Lundi dernier, au Parlement, alors qu’il était censé répondre de l’action de son équipe dans le secteur de l’habitat, le Chef du gouvernement a de nouveau brillé en s’en prenant cette fois à l’opposition. «Les propos qui ne me conviennent pas, je les ignore», a-t-il déclaré avec grande assurance. Sait-il au moins que ses propos dénotent d’un inqualifiable mépris pour une institution législative qui a le droit et le devoir de le contrôler, et que son propre «boulot» est, au contraire, d’en tenir compte?
e Chef du gouvernement ne cessera donc jamais de nous étonner. Les unes après les autres, ce sont toutes les institutions constitutionnelles du pays qui sont en train de passer sous son rouleau compresseur. Celui du mépris. La (nouvelle) scène s’est déroulée lundi 15 juillet en plein hémicycle, alors que Aziz Akhannouch était supposé répondre de l’action de son équipe sur un sujet de la plus haute importance: l’habitat. L’occasion: la séance plénière mensuelle. La séquence est passée inaperçue, mais, à froid, elle se révèle lourde de sens.
Un bon Parlement, c’est un Parlement mort
Au terme d’un échange de près de trois heures, le chef de l’exécutif n’a rien trouvé de mieux à dire comme mot de la fin que de marquer explicitement son dédain envers le Parlement et l’opposition. «Je sais parfaitement ce que je vais entendre ici et là. Mais soyez tranquilles, quand les propos ne me conviennent pas, ils rentrent par une oreille et ressortent par l’autre», a-t-il déclaré. Traduisez: Aziz Akhannouch ne prête aucune attention aux remarques déplaisantes que l’opposition peut lui faire. Comprenez: seuls les propos qui applaudissent l’action du chef de la majorité retiennent l’attention d’Akhannouch.
L’opposition aura donc beau l’interpeller, il n’en fera qu’à sa tête. Face aux cris de protestation exprimés séance tenante, et au lieu de se rattraper ou s’excuser, Akhannouch a enfoncé le clou. «Je dis bien les propos qui ne me conviennent pas. Vous ne voulez quand même pas que je les garde pour moi?», a-t-il réagi, tout sourire.
Ainsi donc, Aziz Akhannouch décline sa propre conception de l’action parlementaire et de l’opposition. Celle-ci ne doit surtout pas… s’opposer. Caresser dans le sens du poil l’exécutif, et surtout son chef, ok! Scander des Ave et des vivats, ça passe. Applaudir à tue-tête, idéalement à coups de youyous, voilà qui est bien. Mais rappeler Akhannouch à ses responsabilités et lui demander des comptes, voilà qui est un comble d’irrespect et d’insubordination.

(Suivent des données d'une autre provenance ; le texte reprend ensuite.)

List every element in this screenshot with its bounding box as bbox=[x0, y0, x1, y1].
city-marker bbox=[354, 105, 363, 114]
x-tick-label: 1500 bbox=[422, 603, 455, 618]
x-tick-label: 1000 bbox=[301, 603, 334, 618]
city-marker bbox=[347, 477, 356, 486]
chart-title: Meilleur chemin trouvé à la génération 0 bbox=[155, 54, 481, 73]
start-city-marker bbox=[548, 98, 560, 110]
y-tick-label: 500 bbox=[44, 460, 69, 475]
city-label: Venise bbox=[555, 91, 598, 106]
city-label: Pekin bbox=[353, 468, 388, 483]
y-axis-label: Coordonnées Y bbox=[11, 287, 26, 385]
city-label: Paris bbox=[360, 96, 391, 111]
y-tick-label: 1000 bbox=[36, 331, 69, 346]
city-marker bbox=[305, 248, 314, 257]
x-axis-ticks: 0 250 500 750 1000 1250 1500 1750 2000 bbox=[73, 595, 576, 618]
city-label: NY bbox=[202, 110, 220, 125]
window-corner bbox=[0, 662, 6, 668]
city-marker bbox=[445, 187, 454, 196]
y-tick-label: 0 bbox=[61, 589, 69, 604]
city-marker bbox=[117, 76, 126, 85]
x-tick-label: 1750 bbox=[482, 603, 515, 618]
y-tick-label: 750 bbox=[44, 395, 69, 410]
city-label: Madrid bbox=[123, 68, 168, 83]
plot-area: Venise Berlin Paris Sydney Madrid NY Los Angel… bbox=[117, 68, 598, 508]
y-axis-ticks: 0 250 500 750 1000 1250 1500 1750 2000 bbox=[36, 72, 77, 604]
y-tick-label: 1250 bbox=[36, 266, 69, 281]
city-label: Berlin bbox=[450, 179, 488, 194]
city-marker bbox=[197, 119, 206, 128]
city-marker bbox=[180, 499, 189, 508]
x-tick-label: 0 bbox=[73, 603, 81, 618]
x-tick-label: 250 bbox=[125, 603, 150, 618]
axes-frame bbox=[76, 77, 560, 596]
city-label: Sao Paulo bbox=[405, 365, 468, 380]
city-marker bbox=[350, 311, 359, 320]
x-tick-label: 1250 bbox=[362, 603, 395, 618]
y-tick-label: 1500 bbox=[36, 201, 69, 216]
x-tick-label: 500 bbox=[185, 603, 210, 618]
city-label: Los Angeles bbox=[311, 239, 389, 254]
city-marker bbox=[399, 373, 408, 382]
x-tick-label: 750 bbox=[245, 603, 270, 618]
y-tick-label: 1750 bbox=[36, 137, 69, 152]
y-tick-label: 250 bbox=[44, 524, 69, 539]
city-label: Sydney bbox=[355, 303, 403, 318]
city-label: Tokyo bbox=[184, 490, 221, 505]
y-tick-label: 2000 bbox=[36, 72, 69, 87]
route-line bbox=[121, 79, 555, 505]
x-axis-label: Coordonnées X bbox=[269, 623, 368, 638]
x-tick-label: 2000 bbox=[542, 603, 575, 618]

Magnanime, le chef du gouvernement va tout simplement ignorer, zapper.
Le rôle législatif et de contrôle du Parlement, Aziz Akhannouch n’en a que faire. Il veut un pouvoir absolu, total, sans limites. L’idéal pour lui, c’est que le pouvoir législatif, même particulièrement tendre à son égard, soit dévitalisé. Un bon Parlement, c’est un Parlement mort.
De quoi rappeler la série déjà bien riche de dérapages dont le chef de l’exécutif s’est rendu coupable. Il y a le Haut-Commissariat au plan, institution aux chiffres «douteux», parce qu’ils épinglent un taux de chômage élevé. Comme il y a eu le Conseil économique, social et environnemental, à «l’occulte agenda», pour avoir commis l’impardonnable erreur de rappeler l’existence de ces millions de NEET (ni éducation, ni formation, ni emploi) au Maroc. Tout est de savoir quelle sera la prochaine institution sur la liste d’Akhannouch. Le pire est à craindre.